Les applications tierces ont bien réussi à améliorer la façon dont nous travaillons avec le port série RS-232. Un exemple est Connecteur RS232 vers Ethernet développé par Electronic Team. Vous pouvez trouver des scénarios d’utilisation intéressants dans le Guide de l’utilisateur.

Cas d’utilisation modernes des ports série

Les ports série ne sont peut-être pas tape-à-l’œil, mais ils restent l’une des méthodes de communication les plus fiables et les plus largement utilisées en électronique et en informatique.

Que vous travailliez avec des systèmes industriels, des appareils embarqués ou du matériel réseau, comprendre les brochages des ports série reste une compétence précieuse.

Les ports série ont évolué au-delà des PC hérités.

1. Communication USB vers série

Les adaptateurs permettent aux ordinateurs portables modernes de se connecter facilement à des appareils série.

2. Ports série virtuels

Virtual Serial Port Driver peut émuler des ports COM pour les tests et la communication à distance.
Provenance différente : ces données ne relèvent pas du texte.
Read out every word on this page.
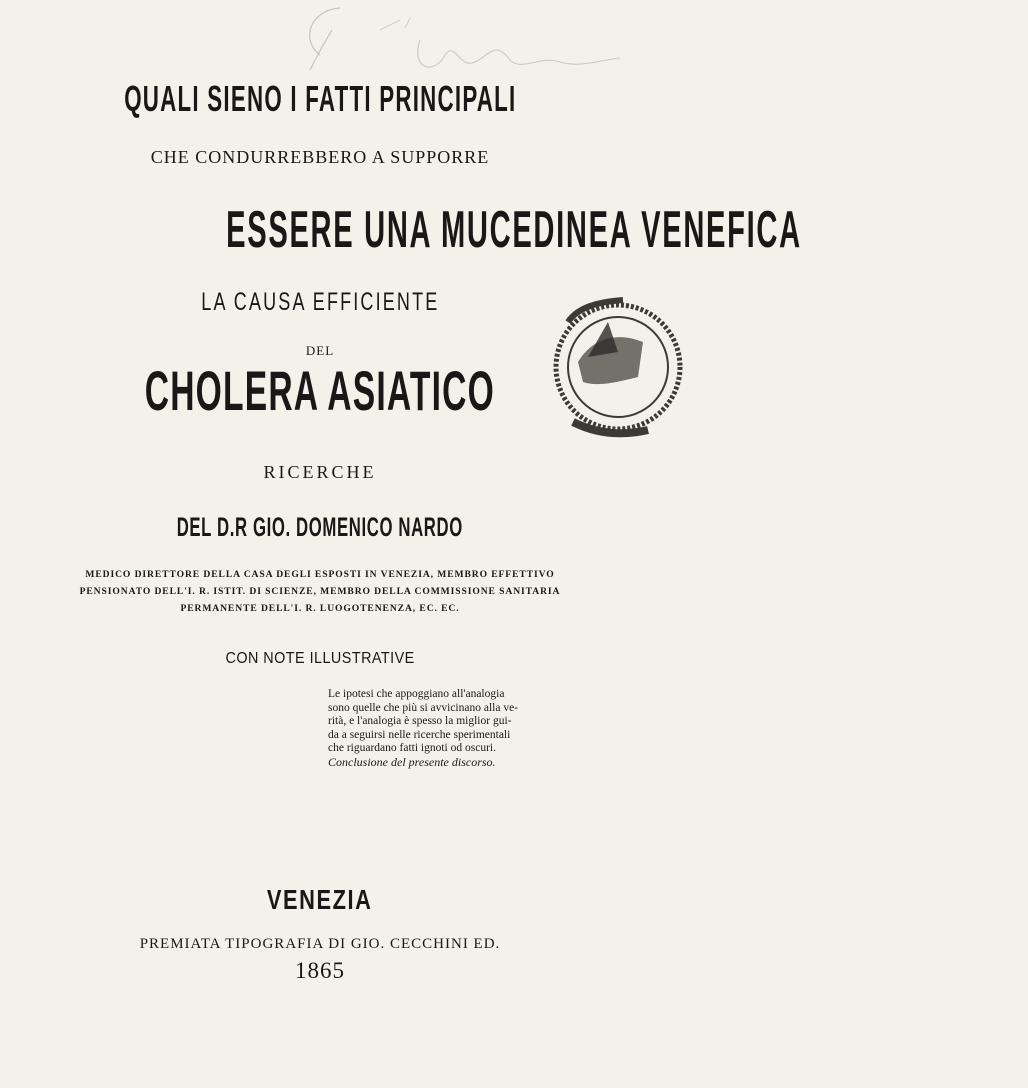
QUALI SIENO I FATTI PRINCIPALI
CHE CONDURREBBERO A SUPPORRE
ESSERE UNA MUCEDINEA VENEFICA
LA CAUSA EFFICIENTE
DEL
CHOLERA ASIATICO
RICERCHE
DEL D.R GIO. DOMENICO NARDO
MEDICO DIRETTORE DELLA CASA DEGLI ESPOSTI IN VENEZIA, MEMBRO EFFETTIVO
PENSIONATO DELL'I. R. ISTIT. DI SCIENZE, MEMBRO DELLA COMMISSIONE SANITARIA
PERMANENTE DELL'I. R. LUOGOTENENZA, EC. EC.
CON NOTE ILLUSTRATIVE
Le ipotesi che appoggiano all'analogia
sono quelle che più si avvicinano alla ve-
rità, e l'analogia è spesso la miglior gui-
da a seguirsi nelle ricerche sperimentali
che riguardano fatti ignoti od oscuri.
Conclusione del presente discorso.
VENEZIA
PREMIATA TIPOGRAFIA DI GIO. CECCHINI ED.
1865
  • Utile dans les systèmes IoT et connectés au cloud
  • Permet le partage de ports sur les réseaux

3. Développement embarqué

Le port série reste l’interface de débogage principale pour :

  • Microcontrôleurs
  • Appareils IoT
  • Développement de micrologiciels

4. Configuration du périphérique réseau

De nombreux routeurs et commutateurs d’entreprise s’appuient encore sur l’accès à la console série.

Foire aux questions

RS (norme recommandée) a été développé par l’Electronic Industries Association dans les années 60 afin de faciliter la communication entre un modem et des terminaux informatiques.

La plupart des laboratoires d’automatisation industrielle et de topographie continuent d’utiliser la technologie du port série malgré ses limites. La réintroduction du connecteur DB-9M sur l’ordinateur personnel Tecra par Toshiba prouve que ces normes sont là pour rester, pour l’instant. Malgré leurs différences, les normes USB et RS-232 prennent toutes deux en charge la plupart des logiciels sur les principaux systèmes d’exploitation.